L’ANE doit annoncer les résultats globaux provisoires au plus tard le 5 janvier. Pour le directeur exécutif du Centre centrafricain de recherche et d’analyse géopolitique (CCRAG) Paul-Crescent Beninga, ces élections ont été préparées dans la précipitation. Il espère que les leçons seront tirées en vue de futurs scrutins.

« J’ai vu l’autorité électorale intervenir comme un médecin après la mort »

« Les élections se sont déroulées dans des conditions moyennement acceptables, estime-t-il auprès de notre envoyé spécial à Bangui, François Mazet. Il y a une multitude de dysfonctionnements, des tentatives de fraudes également. Donc, on voit qu’il y a quand même ces faits-là, qui laissent penser effectivement que ces élections sont entachées d’un certain nombre d’irrégularités. »
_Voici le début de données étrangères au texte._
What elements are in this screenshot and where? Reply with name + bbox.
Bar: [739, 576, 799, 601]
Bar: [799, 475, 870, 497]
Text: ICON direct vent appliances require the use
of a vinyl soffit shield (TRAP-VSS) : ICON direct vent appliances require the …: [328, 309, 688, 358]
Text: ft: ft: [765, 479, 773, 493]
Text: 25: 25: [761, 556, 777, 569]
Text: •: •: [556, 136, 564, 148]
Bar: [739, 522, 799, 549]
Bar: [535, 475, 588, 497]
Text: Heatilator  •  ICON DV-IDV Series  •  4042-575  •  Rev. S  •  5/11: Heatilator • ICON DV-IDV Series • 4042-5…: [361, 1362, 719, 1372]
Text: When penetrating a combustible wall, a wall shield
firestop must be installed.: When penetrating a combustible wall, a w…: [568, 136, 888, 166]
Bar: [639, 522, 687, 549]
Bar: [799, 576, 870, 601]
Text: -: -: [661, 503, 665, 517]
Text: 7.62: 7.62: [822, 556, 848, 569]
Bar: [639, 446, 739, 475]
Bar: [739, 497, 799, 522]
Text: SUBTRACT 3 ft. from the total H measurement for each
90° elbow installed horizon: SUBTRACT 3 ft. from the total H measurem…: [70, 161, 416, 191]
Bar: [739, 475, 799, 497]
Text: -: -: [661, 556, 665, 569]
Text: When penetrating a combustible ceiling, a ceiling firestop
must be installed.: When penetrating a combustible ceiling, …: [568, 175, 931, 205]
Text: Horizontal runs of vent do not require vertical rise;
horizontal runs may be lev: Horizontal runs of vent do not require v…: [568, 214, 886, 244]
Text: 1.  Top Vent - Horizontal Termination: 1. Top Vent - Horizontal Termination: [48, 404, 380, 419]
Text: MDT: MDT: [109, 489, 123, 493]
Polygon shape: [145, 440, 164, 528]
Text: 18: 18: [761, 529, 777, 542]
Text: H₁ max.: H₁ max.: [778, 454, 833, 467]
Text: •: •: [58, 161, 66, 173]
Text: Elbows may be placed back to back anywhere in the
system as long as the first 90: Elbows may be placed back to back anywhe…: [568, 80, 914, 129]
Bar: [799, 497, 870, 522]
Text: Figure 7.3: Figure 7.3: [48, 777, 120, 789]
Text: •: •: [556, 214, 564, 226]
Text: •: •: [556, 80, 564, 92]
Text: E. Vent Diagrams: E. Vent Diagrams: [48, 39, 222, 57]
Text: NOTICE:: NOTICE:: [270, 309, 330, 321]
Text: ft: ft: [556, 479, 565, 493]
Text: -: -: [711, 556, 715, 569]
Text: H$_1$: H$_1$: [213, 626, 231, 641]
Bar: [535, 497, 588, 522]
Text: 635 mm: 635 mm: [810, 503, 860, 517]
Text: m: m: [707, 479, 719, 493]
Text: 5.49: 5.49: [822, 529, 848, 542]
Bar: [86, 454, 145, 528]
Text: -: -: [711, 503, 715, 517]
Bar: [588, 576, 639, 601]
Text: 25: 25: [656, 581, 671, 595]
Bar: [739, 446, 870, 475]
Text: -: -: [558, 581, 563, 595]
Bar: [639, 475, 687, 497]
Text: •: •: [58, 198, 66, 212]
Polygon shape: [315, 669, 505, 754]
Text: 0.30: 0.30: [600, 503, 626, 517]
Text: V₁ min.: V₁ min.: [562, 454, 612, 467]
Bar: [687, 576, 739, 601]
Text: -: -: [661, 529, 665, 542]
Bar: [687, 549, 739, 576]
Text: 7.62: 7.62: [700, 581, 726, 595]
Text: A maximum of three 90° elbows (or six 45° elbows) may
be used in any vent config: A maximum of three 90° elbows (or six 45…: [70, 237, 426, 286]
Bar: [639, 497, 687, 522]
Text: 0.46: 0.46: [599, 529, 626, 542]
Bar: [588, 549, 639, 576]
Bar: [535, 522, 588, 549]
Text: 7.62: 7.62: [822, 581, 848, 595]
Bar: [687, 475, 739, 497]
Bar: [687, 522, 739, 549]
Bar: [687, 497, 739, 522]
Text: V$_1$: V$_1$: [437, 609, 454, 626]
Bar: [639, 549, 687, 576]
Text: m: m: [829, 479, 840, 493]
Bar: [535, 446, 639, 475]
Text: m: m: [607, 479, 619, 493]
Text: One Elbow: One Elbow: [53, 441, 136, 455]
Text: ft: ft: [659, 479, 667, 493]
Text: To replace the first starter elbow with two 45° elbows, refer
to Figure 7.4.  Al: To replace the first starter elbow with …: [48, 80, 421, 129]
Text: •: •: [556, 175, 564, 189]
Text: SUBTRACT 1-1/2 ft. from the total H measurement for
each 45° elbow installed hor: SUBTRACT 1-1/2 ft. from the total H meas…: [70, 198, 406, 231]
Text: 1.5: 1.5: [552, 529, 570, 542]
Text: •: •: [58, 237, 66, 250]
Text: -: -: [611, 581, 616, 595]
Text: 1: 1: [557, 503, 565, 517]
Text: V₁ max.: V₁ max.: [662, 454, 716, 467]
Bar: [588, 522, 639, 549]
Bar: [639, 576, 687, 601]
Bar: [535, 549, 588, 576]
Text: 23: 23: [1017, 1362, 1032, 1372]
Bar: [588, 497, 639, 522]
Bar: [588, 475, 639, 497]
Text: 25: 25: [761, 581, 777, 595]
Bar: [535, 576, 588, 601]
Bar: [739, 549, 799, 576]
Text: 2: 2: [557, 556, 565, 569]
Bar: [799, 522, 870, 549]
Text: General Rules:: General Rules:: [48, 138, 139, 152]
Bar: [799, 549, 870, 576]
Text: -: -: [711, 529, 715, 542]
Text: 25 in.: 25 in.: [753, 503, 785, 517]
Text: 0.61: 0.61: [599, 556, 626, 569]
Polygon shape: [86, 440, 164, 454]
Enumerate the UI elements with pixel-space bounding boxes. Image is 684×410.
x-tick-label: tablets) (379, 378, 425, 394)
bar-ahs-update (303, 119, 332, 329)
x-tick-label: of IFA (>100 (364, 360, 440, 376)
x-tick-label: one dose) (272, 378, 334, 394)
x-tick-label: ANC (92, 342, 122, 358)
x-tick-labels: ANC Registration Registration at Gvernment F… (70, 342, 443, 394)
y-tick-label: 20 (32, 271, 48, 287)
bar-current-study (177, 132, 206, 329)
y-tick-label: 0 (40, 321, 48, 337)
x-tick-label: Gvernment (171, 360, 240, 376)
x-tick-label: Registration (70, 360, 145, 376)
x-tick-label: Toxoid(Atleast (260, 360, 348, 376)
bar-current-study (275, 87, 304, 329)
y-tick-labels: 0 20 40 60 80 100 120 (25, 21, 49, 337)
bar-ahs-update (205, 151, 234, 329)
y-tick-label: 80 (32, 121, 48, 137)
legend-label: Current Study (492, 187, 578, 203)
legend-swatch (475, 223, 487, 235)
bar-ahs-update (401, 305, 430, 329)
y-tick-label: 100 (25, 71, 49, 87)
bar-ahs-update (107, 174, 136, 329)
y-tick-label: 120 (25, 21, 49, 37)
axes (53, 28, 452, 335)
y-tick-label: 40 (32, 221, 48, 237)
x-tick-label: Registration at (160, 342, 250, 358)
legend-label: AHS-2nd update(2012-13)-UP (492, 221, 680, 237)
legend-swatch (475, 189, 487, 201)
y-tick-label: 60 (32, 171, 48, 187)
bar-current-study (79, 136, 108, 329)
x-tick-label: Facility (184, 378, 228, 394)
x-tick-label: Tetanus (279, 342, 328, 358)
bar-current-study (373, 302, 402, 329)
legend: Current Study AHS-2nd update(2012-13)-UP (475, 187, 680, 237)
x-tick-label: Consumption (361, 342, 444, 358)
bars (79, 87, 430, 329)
Il poursuit : « Je vous donne un exemple simple : en temps normal, les représentants des candidats doivent avoir des copies des procès-verbaux et des feuilles de résultats. Maintenant que ça n’a pas été le cas, qu’est-ce qu’on fait ? J’ai vu l’ANE intervenir comme un médecin après la mort, et je pense que ce sont des arguments qui, normalement, peuvent prospérer devant le Conseil constitutionnel. Et donc il y a beaucoup de choses à tirer, à corriger. »

Paul-Crescent Beninga conclut : « Nous osons croire et espérer que les gens auront le sens du bien commun et vont s’asseoir tous autour d’une table pour en parler, afin effectivement de mieux préparer les élections, avec des textes qui assument nos réalités, à la fois sociales et anthropologiques, de nos sociétés. »

Dimanche, la République centrafricaine (RCA) a vécu une journée électorale inédite. Près de 2,4 millions de Centrafricains étaient appelés aux urnes pour un quadruple scrutin : l’élection du président de la République, des députés, des conseillers municipaux et des représentants régionaux.

Les observateurs de la société civile ont jugé « faible » l’affluence générale. La mission de la société civile Réseau Arc-en-ciel – soutenue par EISA, l’institut électoral sud-africain, et l’Union européenne – constituait le principal et le plus crédible contingent d’observateurs de ces scrutins. Elle a noté un déroulement général dans le calme ainsi qu’un certain nombre de dysfonctionnements, notamment liés à la liste électorale qu’elle avait appelé à revoir correctement avant les scrutins.